The natural response when a player’s results change in that way is to guess why. Some speculated that it was due to injuries. He suffered a broken leg in 2013 and a torn lateral meniscus in his knee in 2016. In between, he dealt with a blood clot that caused him to miss most of the 2016 playoffs. Maybe the injuries forced him to change his game.
Some speculated that the change was due to new linemates. Last season was the first where he played with Nikita Kucherov full-time. Maybe having Kuch available to receive passes unlocked a part of his game that was always there but never able to fully bloom.
The only person who could answer that question would be Stamkos himself. And even he would likely not be able to explain it fully. Players with his elite skill level can’t always tell us why or how they do the things they do. The game comes to them in a different way than it does normal people.
Looking at the change in his assists to goals ratio made me curious about his overall profile as a passer. Earlier this summer, I presented at the Rochester Institute of Technology Sports Analytics Conference on how we can estimate shot assists for NHL players.
For several years, volunteers including Ryan Stimson and Cory Sznajder have been tracking shot assist data for the NHL. Using that data, we can come up with estimates for players’ shot assists going back to 2007-2008.
What we’re going to look at now is how often Steven Stamkos passes as opposed to shoots. Shot assists are defined as a pass that sets up a shot. Shot contributions are shot assists and shots in total. So, a simple stat we can use to look into Stamkos’s change is what percentage of his shot contributions were passes. We’ll call this “pass percentage” for the purposes of this article.
To start, let’s look at a line chart that shows Stamkos’s pass percentage over the qualifying seasons in his career. The blue line is Stamkos and the gray lines are all other qualified skaters.
The first thing that stands out is that he clearly made a change in his game to set up his teammates more often than he gets his own shot. But what’s even more interesting is that it didn’t start last season. It really started two seasons ago on this chart, which would be 2015-2016 because his 2016-2017 season didn’t qualify due to the injury. In fact, the change in 15-16 was bigger than the change this year.

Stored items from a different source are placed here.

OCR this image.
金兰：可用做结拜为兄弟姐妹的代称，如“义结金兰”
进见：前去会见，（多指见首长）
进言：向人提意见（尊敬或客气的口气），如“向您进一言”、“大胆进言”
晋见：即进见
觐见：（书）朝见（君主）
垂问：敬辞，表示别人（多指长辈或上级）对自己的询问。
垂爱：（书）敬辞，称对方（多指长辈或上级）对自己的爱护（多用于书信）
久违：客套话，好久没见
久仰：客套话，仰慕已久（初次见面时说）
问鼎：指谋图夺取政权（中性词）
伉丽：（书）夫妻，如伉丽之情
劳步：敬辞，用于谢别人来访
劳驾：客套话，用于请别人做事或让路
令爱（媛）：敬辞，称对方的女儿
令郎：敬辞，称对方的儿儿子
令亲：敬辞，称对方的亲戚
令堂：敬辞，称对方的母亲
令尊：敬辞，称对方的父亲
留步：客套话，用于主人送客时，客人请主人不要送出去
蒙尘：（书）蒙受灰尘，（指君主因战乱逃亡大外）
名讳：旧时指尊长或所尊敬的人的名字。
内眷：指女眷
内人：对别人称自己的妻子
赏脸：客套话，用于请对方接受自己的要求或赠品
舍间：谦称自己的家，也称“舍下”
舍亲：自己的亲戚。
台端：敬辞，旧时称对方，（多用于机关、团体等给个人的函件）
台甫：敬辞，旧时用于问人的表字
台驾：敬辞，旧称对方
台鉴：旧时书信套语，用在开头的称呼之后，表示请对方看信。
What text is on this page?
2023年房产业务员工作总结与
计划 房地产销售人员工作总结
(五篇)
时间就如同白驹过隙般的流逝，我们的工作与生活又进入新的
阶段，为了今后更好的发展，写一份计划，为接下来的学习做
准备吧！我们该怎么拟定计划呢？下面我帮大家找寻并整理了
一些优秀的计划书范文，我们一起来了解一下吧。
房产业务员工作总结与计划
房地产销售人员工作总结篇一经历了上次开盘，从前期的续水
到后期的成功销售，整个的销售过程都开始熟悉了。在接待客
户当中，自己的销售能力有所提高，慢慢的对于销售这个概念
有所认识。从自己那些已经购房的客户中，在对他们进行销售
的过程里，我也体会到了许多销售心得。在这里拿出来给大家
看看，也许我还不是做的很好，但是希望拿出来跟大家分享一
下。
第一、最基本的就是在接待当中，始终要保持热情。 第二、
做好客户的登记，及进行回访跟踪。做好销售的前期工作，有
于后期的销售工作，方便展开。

That throws some cold water on all of the theories above. It definitely can’t be the knee injury. It could possibly be related to the broken leg but the change started over a year his return from that injury so that seems unlikely too. The teammate explanation was always a little iffy because he spent a ton of time with Marty St. Louis early in his career and Marty was perfectly capable of receiving a pass and taking a shot.

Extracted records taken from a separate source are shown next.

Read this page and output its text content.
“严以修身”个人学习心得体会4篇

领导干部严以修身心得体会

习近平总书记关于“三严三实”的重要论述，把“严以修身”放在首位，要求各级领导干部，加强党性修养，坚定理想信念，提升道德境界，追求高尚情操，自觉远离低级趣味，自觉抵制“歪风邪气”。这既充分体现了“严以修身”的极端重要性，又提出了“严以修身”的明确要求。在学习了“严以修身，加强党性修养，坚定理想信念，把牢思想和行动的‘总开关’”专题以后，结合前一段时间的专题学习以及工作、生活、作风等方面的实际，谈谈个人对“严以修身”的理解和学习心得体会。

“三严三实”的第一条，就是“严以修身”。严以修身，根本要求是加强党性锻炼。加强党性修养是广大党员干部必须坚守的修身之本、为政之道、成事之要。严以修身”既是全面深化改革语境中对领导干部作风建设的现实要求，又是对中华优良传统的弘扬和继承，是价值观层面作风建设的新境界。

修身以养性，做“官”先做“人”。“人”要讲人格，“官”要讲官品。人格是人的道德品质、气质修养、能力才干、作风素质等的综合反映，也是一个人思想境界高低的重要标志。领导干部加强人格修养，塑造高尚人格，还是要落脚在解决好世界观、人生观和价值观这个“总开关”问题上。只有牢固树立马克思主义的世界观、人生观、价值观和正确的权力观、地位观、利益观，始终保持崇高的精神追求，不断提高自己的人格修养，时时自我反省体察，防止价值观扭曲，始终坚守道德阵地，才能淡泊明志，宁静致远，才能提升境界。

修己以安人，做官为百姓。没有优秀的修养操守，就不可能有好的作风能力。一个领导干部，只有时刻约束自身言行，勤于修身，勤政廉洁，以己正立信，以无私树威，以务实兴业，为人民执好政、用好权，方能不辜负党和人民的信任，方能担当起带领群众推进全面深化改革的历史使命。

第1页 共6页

Looking at this trend, I don’t think we can confidently say why Stamkos is making this change. What we can say is that the trend is real. If we calculate the range of Stamkos’s passing percentage by subtracting the minimum from the maximum, we find that he has increased his passing percentage by over 12% in his career. That number puts him in the 84th percentile among qualifying forwards. So while it isn’t the most drastic change in the data set, the change is big enough to be noteworthy.
One important thing to keep in mind is that this change isn’t necessarily good or bad. In this case, different is just different. Not better or worse. To prove that, we can look at Stamkos’s Wins Above Replacement over this same time frame to get an overall picture of how much he has contributed overall to the Lightning.
Both Corsica and Evolving Hockey WAR agree that this playmaking-oriented Stamkos is just as valuable as the peak goal-scoring Steven Stamkos. Stamkos has remained among the best forwards in the game for his entire career. He’s just found a new way to do it over his two most recent healthy seasons.
At the highest level, value is value. The most important thing about a player’s on-ice performance is how many wins they add to the team. But when it comes to team building, the how of generating those wins matters. Given a choice, I usually prefer more versatile players to single-skill players. They allow for more lineup flexibility and give the coaching staff more freedom to make adjustments.
For reasons probably known only to him, Stamkos has made himself a more versatile player without sacrificing any of his overall value. He’s found a way to still be among the best players in the game without being entirely reliant on his super sonic shot.
And oh yeah, he still has that shot.